Operator matters not because it is production-ready today, but because it signals OpenAI's commitment to the agent paradigm. Every major AI company is building agents. The question is whose agents will be reliable enough for business-critical workflows first. Based on what we have seen, Anthropic's approach -- building agent capabilities into Claude Code and the MCP ecosystem -- is more practically useful right now. But OpenAI is investing heavily, and Operator will improve.
Custom GPTs and the GPT Store
The GPT Store, which launched in January 2024, hit its stride in 2025. The ability to create custom GPTs without code -- essentially mini AI applications with specific instructions, knowledge bases, and tool access -- democratized AI tool creation in a way that matters for businesses.
We have seen non-technical business owners create functional customer service bots, internal process guides, and specialized research tools using custom GPTs. The quality ceiling is lower than what you get from a purpose-built Claude agent, but the barrier to entry is dramatically lower too. For quick internal tools and prototypes, custom GPTs are a legitimate option.

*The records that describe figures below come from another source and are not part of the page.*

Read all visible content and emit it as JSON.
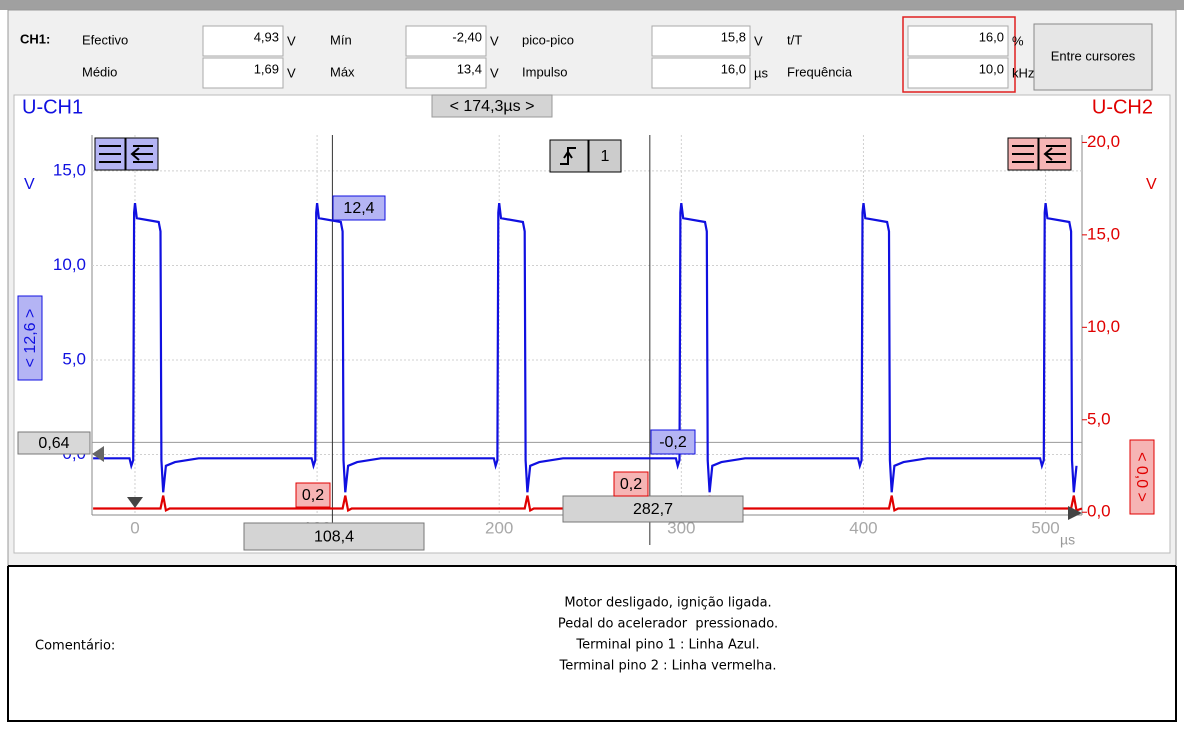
{
  "measurements": {
    "channel": "CH1:",
    "rows": [
      [
        {
          "label": "Efectivo",
          "value": "4,93",
          "unit": "V"
        },
        {
          "label": "Mín",
          "value": "-2,40",
          "unit": "V"
        },
        {
          "label": "pico-pico",
          "value": "15,8",
          "unit": "V"
        },
        {
          "label": "t/T",
          "value": "16,0",
          "unit": "%"
        }
      ],
      [
        {
          "label": "Médio",
          "value": "1,69",
          "unit": "V"
        },
        {
          "label": "Máx",
          "value": "13,4",
          "unit": "V"
        },
        {
          "label": "Impulso",
          "value": "16,0",
          "unit": "µs"
        },
        {
          "label": "Frequência",
          "value": "10,0",
          "unit": "kHz"
        }
      ]
    ],
    "button": "Entre cursores"
  },
  "chart_data": {
    "type": "line",
    "xlim": [
      -23.6,
      520
    ],
    "xticks": [
      0,
      100,
      200,
      300,
      400,
      500
    ],
    "x_unit": "µs",
    "ylim": [
      -3.2,
      16.9
    ],
    "yticks": [
      {
        "value": 0,
        "label": "0,0"
      },
      {
        "value": 5,
        "label": "5,0"
      },
      {
        "value": 10,
        "label": "10,0"
      },
      {
        "value": 15,
        "label": "15,0"
      }
    ],
    "y_unit": "V",
    "y2lim": [
      -0.15,
      20.4
    ],
    "y2ticks": [
      {
        "value": 0,
        "label": "0,0"
      },
      {
        "value": 5,
        "label": "5,0"
      },
      {
        "value": 10,
        "label": "10,0"
      },
      {
        "value": 15,
        "label": "15,0"
      },
      {
        "value": 20,
        "label": "20,0"
      }
    ],
    "y2_unit": "V",
    "grid": true,
    "series": [
      {
        "name": "U-CH1",
        "color": "#1010e0",
        "x": [
          -23,
          -3,
          -2,
          -1,
          -0.5,
          0,
          1,
          13,
          14,
          14.5,
          15.5,
          17,
          22,
          35,
          97,
          98,
          99,
          99.5,
          100,
          101,
          113,
          114,
          114.5,
          115.5,
          117,
          122,
          135,
          197,
          198,
          199,
          199.5,
          200,
          201,
          213,
          214,
          214.5,
          215.5,
          217,
          222,
          235,
          297,
          298,
          299,
          299.5,
          300,
          301,
          313,
          314,
          314.5,
          315.5,
          317,
          322,
          335,
          397,
          398,
          399,
          399.5,
          400,
          401,
          413,
          414,
          414.5,
          415.5,
          417,
          422,
          435,
          497,
          498,
          499,
          499.5,
          500,
          501,
          513,
          514,
          514.5,
          515.5,
          517
        ],
        "values": [
          -0.2,
          -0.2,
          -0.6,
          -0.3,
          12.8,
          13.3,
          12.5,
          12.3,
          11.8,
          -0.3,
          -2.0,
          -0.6,
          -0.4,
          -0.2,
          -0.2,
          -0.6,
          -0.3,
          12.8,
          13.3,
          12.5,
          12.3,
          11.8,
          -0.3,
          -2.0,
          -0.6,
          -0.4,
          -0.2,
          -0.2,
          -0.6,
          -0.3,
          12.8,
          13.3,
          12.5,
          12.3,
          11.8,
          -0.3,
          -2.0,
          -0.6,
          -0.4,
          -0.2,
          -0.2,
          -0.6,
          -0.3,
          12.8,
          13.3,
          12.5,
          12.3,
          11.8,
          -0.3,
          -2.0,
          -0.6,
          -0.4,
          -0.2,
          -0.2,
          -0.6,
          -0.3,
          12.8,
          13.3,
          12.5,
          12.3,
          11.8,
          -0.3,
          -2.0,
          -0.6,
          -0.4,
          -0.2,
          -0.2,
          -0.6,
          -0.3,
          12.8,
          13.3,
          12.5,
          12.3,
          11.8,
          -0.3,
          -2.0,
          -0.6
        ]
      },
      {
        "name": "U-CH2",
        "color": "#e00000",
        "axis": "y2",
        "x": [
          -23,
          14,
          15.5,
          17,
          19,
          114,
          115.5,
          117,
          119,
          214,
          215.5,
          217,
          219,
          314,
          315.5,
          317,
          319,
          414,
          415.5,
          417,
          419,
          514,
          515.5,
          517,
          520
        ],
        "values": [
          0.2,
          0.2,
          0.9,
          0.1,
          0.2,
          0.2,
          0.9,
          0.1,
          0.2,
          0.2,
          0.9,
          0.1,
          0.2,
          0.2,
          0.9,
          0.1,
          0.2,
          0.2,
          0.9,
          0.1,
          0.2,
          0.2,
          0.9,
          0.1,
          0.2
        ]
      }
    ],
    "x_cursors": [
      {
        "value": 108.4,
        "label": "108,4"
      },
      {
        "value": 282.7,
        "label": "282,7"
      }
    ],
    "y_cursor": {
      "value": 0.64,
      "label": "0,64"
    },
    "cursor_delta": "< 174,3µs >",
    "readouts": [
      "12,4",
      "-0,2",
      "0,2",
      "0,2"
    ],
    "offset_ch1": "< 12,6 >",
    "offset_ch2": "< 0,0 >",
    "trigger": "1"
  },
  "comment": {
    "label": "Comentário:",
    "lines": [
      "Motor desligado, ignição ligada.",
      "Pedal do acelerador  pressionado.",
      "Terminal pino 1 : Linha Azul.",
      "Terminal pino 2 : Linha vermelha."
    ]
  }
}
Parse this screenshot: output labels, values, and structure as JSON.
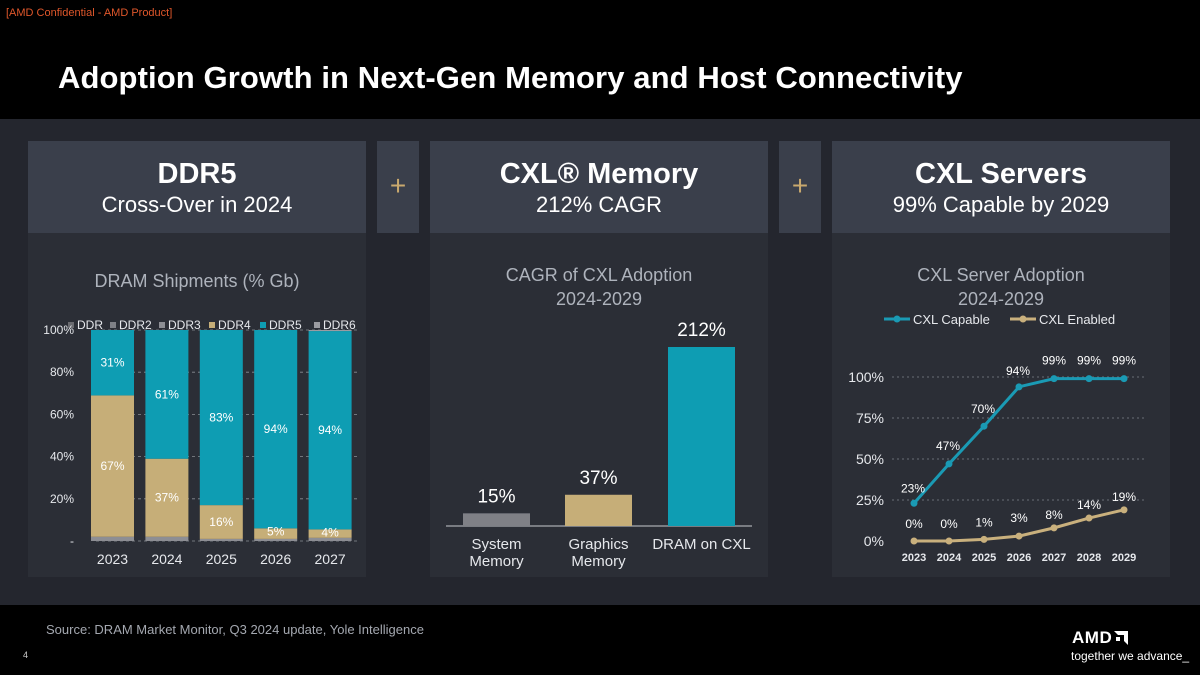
{
  "confidential": "[AMD Confidential - AMD Product]",
  "title": "Adoption Growth in Next-Gen Memory and Host Connectivity",
  "plus_symbol": "+",
  "panels": [
    {
      "title": "DDR5",
      "subtitle": "Cross-Over in 2024",
      "chart_title": "DRAM Shipments (% Gb)"
    },
    {
      "title": "CXL® Memory",
      "subtitle": "212% CAGR",
      "chart_title_line1": "CAGR of CXL Adoption",
      "chart_title_line2": "2024-2029"
    },
    {
      "title": "CXL Servers",
      "subtitle": "99% Capable by 2029",
      "chart_title_line1": "CXL Server Adoption",
      "chart_title_line2": "2024-2029"
    }
  ],
  "footer": {
    "source": "Source: DRAM Market Monitor, Q3 2024 update, Yole Intelligence",
    "page": "4",
    "logo": "AMD",
    "tagline": "together we advance_"
  },
  "colors": {
    "ddr4": "#c6ae78",
    "ddr5": "#0e9db3",
    "gray": "#7f8086",
    "dark_gray": "#5a5b60",
    "line_gold": "#c9b07d"
  },
  "chart_data": [
    {
      "type": "bar",
      "stacked": true,
      "title": "DRAM Shipments (% Gb)",
      "categories": [
        "2023",
        "2024",
        "2025",
        "2026",
        "2027"
      ],
      "legend": [
        "DDR",
        "DDR2",
        "DDR3",
        "DDR4",
        "DDR5",
        "DDR6"
      ],
      "legend_position": "top",
      "y_ticks": [
        "-",
        "20%",
        "40%",
        "60%",
        "80%",
        "100%"
      ],
      "ylim": [
        0,
        100
      ],
      "grid": true,
      "series": [
        {
          "name": "DDR",
          "values": [
            0,
            0,
            0,
            0,
            0
          ]
        },
        {
          "name": "DDR2",
          "values": [
            0,
            0,
            0,
            0,
            0
          ]
        },
        {
          "name": "DDR3",
          "values": [
            2,
            2,
            1,
            1,
            1.5
          ]
        },
        {
          "name": "DDR4",
          "values": [
            67,
            37,
            16,
            5,
            4
          ]
        },
        {
          "name": "DDR5",
          "values": [
            31,
            61,
            83,
            94,
            94
          ]
        },
        {
          "name": "DDR6",
          "values": [
            0,
            0,
            0,
            0,
            0.5
          ]
        }
      ],
      "labels": {
        "DDR4": [
          "67%",
          "37%",
          "16%",
          "5%",
          "4%"
        ],
        "DDR5": [
          "31%",
          "61%",
          "83%",
          "94%",
          "94%"
        ]
      }
    },
    {
      "type": "bar",
      "title": "CAGR of CXL Adoption 2024-2029",
      "categories": [
        "System Memory",
        "Graphics Memory",
        "DRAM on CXL"
      ],
      "categories_lines": [
        [
          "System",
          "Memory"
        ],
        [
          "Graphics",
          "Memory"
        ],
        [
          "DRAM on CXL"
        ]
      ],
      "values": [
        15,
        37,
        212
      ],
      "labels": [
        "15%",
        "37%",
        "212%"
      ],
      "colors": [
        "#7f8086",
        "#c6ae78",
        "#0e9db3"
      ]
    },
    {
      "type": "line",
      "title": "CXL Server Adoption 2024-2029",
      "x": [
        "2023",
        "2024",
        "2025",
        "2026",
        "2027",
        "2028",
        "2029"
      ],
      "y_ticks": [
        "0%",
        "25%",
        "50%",
        "75%",
        "100%"
      ],
      "ylim": [
        0,
        100
      ],
      "legend_position": "top",
      "series": [
        {
          "name": "CXL Capable",
          "values": [
            23,
            47,
            70,
            94,
            99,
            99,
            99
          ],
          "labels": [
            "23%",
            "47%",
            "70%",
            "94%",
            "99%",
            "99%",
            "99%"
          ],
          "color": "#1a9ab4"
        },
        {
          "name": "CXL Enabled",
          "values": [
            0,
            0,
            1,
            3,
            8,
            14,
            19
          ],
          "labels": [
            "0%",
            "0%",
            "1%",
            "3%",
            "8%",
            "14%",
            "19%"
          ],
          "color": "#c9b07d"
        }
      ]
    }
  ]
}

The Profitability Question
Here is where our admiration for OpenAI's product velocity meets our skepticism about their business model. As we noted in our analysis of the Sora shutdown, OpenAI is projecting massive losses. Shipping excellent products and losing money on every one of them is not a sustainable strategy.
The reasoning models are compute-intensive. ChatGPT Search requires real-time web crawling. Operator requires persistent browser sessions. Every product OpenAI shipped in 2025 costs more to run than the simpler models they replace. The question is not whether these products are good -- they are. The question is whether OpenAI can turn product excellence into a viable business before the cash runs out.
The gap between "best products shipped" and "best business built" is the gap between OpenAI and Anthropic. One company is winning on shipping. The other is winning on sustainability. In the long run, the business model wins.
What This Means for Our Clients
We still build on Claude. The reasoning is the same as it has always been: better instruction following, more consistent outputs, superior coding capabilities through Claude Code, and Anthropic's focus on enterprise reliability and data privacy.
But we now recommend that our clients keep ChatGPT in their toolkit for specific use cases. ChatGPT Search for research. Custom GPTs for quick internal tools. o3 for complex mathematical and scientific analysis where raw reasoning power matters more than speed.
The AI landscape in 2025 is not about picking one winner. It is about understanding what each platform does best and deploying accordingly. OpenAI had a phenomenal product year. Anthropic had a phenomenal business year. Google is quietly building the infrastructure layer. Businesses that thrive with AI will be the ones that learn to use all three intelligently.
Credit to OpenAI. 2025 was your best year. Now show us you can make money doing it.